Five months ago, ski jumper Sarah Hendrickson crashed in a training session, tearing the ACL and MCL off the bone and damaging 80 percent of her meniscus.
No way to be back in time for the Sochi Games, right?
Turns out, Hendrickson's a very fast healer.
The 19-year-old from Park City, Utah, had surgery to repair her right knee on Aug. 29, returned to jumping on Jan. 11 and was named to the U.S. team last week as women's ski jumping makes its Olympics debut. Lindsey Van and Jessica Jerome also made the squad.
"It's a miracle, kind of," Hendrickson said of her quick return. "You never know how your body is going to react to that. Luckily, my body responded well. I was able to get strength back and everything working again."
Hendrickson, the reigning world champion, has no time to squeeze in any competitions before the Olympics. She said she's still confident. After all, she has won 13 World Cup events since 2011 and figures to be in the medal mix in Russia.
First, though, she had to get over the mental barrier of her crash, which happened in Germany when she overshot her intended landing area. On her first jump back, Hendrickson stared down the hill in Park City, trying to calm her emotions.
"Sitting there, the doubts just run through your head. Everything from, 'Do I remember how to ski jump?' to 'Is my ACL going to completely pop when I land?' " said Hendrickson, who spent nearly six hours a day in the gym getting her knee back into shape. "But I had to be confident that the hard training would pay off.
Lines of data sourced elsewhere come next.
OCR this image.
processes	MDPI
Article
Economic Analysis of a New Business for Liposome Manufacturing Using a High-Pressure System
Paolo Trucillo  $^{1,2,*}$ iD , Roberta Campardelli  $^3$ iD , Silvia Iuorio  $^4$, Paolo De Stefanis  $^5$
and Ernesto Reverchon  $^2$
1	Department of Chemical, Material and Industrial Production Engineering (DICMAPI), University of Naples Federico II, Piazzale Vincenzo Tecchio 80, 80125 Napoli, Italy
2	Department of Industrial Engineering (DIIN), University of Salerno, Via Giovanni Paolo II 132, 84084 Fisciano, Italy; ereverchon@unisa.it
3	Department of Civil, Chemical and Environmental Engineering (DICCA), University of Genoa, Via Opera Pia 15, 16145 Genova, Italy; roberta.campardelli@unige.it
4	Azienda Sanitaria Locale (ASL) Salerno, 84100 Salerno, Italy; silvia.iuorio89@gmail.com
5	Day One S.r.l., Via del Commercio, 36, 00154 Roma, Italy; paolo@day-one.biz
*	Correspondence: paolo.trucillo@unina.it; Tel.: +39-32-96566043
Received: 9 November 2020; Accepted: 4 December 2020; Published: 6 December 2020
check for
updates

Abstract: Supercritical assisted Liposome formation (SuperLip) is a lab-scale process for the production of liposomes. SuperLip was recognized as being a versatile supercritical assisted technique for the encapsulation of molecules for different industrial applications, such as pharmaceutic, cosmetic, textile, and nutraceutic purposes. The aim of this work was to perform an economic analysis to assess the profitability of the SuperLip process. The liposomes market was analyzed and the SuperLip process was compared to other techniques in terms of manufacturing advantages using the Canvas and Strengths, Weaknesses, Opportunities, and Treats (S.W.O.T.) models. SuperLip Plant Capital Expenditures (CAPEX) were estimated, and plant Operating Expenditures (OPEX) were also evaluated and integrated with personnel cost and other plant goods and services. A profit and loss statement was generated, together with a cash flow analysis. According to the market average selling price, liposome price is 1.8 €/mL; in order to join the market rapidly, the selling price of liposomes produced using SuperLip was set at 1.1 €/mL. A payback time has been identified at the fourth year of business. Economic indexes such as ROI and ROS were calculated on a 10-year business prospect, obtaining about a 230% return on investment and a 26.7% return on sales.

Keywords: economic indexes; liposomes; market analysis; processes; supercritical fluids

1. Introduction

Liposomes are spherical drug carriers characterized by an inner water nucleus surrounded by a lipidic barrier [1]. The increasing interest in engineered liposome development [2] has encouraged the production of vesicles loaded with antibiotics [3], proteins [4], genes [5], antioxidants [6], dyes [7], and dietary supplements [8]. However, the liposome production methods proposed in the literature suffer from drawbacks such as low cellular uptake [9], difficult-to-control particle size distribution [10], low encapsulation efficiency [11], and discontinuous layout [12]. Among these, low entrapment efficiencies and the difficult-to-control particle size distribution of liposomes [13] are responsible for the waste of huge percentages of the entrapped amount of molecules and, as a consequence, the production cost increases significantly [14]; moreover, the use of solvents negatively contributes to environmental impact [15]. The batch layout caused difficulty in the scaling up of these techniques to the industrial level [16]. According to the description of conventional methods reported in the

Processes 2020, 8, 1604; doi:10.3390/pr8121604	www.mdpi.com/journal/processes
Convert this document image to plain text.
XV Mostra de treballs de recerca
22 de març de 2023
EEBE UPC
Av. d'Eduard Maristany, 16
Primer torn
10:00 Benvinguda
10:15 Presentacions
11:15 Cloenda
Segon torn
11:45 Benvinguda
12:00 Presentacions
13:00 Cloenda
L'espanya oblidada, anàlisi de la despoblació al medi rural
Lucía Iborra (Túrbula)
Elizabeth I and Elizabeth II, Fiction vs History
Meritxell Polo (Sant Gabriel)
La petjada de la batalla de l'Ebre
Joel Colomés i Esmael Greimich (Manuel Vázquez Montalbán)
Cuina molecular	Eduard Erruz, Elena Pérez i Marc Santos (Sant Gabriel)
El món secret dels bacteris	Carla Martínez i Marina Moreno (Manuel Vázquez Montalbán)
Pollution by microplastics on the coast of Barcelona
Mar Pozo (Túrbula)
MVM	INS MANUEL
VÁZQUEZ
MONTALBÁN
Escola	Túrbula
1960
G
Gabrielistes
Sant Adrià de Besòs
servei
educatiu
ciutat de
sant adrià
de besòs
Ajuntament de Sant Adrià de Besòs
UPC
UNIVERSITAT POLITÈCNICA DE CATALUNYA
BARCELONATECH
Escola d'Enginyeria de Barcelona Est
I had to trust that."
She landed that first jump just fine, and her confidence was restored.
"I was like, 'Okay, now I can do my normal thing,' " she said.
NO VONN IN SOCHI: Defending downhill champion Lindsey Vonn ended any speculation that she might show up in Russia by sending a tweet from her Twitter account that read, "I won't be in Sochi but I will be rooting for Team USA all the way!"
Vonn recently had another surgery to fix her right knee. U.S. speed coach Chip White likes the idea of Vonn laying low and recuperating.
"Stay home and take care of herself," he said, "because we're looking forward to having her return."
PREPPING FOR COLD: Zipping down a slope at upward of 65 mph just adds to the chill for Alpine skiers. So they'll be prepared.
Ski racers use various methods to fight the freeze, particularly for their faces. Some use Vaseline to protect their skin from the wind. Others use athletic tape to cover up, attaching it to cheeks, chins, foreheads.
One member of the U.S. Ski Team revealed another trick: borrowing a hair dryer from the hotel and bringing it to the mountain. Plug it in, turn it on, and — voila! — extra heat.
AROUND THE RINGS: The British Olympic Association has selected 19 skiers and snowboarders for the squad, including skier Chemmy Alcott, who's returning to form after breaking her right leg during preseason training. … British bobsledder John Jackson recovered from a ruptured Achilles he suffered in July in time to make the Sochi team.